The Transportation Security Administration is recommending armed officers be posted at airport security checkpoints during peak hours. This follows a nationwide review in response to a shooting at Los Angeles International Airport by a 23-year-old New Jersey man last fall.

Paul Ciancia
Paul Ciancia of Pennsville, NJ, charged with killing a TSA screener and wounding 3 other people at Los Angeles International Airport on Nov. 1, 2013. Photo courtesy of Los Angeles Police Department.

The 25-page internal report to Congress was obtained by The Associated Press. Congress will now consider the report’s 14 recommendations. The gunman was identified as Paul Ciancia, who opened fire with an assault rifle in 2013 attack targeting the TSA, authorities said. Two officers and a passenger were wounded.
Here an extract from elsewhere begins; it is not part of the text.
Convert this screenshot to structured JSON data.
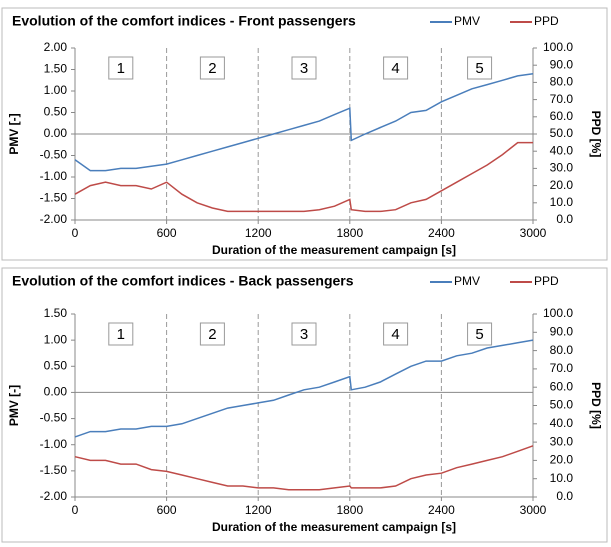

Ciancia, who was wounded by police in a shootout during the incident, was indicted on charges including murder and attempted murder and is in custody, awaiting trial. Justice Department lawyers said this earlier this month they will make a recommendation by July 11 on whether to seek the death penalty in the case. Ciancia’s next court appearance has been scheduled for Aug. 11.

The AP has reported that the two armed officers at the LAX terminal had left for breaks and were out of the terminal at the time of the shooting. Airport police had decided months earlier to have officers roam terminals instead of staffing checkpoints such as the one approached by Ciancia.

The Transportation Security Administration conducted its own review of security at nearly 450 airports nationwide after the Nov. 1 shooting at LAX.

TSA Officer Gerardo Hernandez was killed, becoming the agency’s first line of duty death.

Dozens of groups including law enforcement, airline and airport operators have met multiple times since the shooting to discuss ways to improve airport security.

Los Angeles World Airports, which operates LAX, released its review last week that found the emergency response was hindered by communication and coordination problems. The 83-page report spotlighted flaws in various airport divisions and systems that were in place, but didn’t single out individuals responsible for problems.

It also made no mention of the two armed officers who were out of position without notifying dispatchers as required or the policy change to roaming patrols months earlier.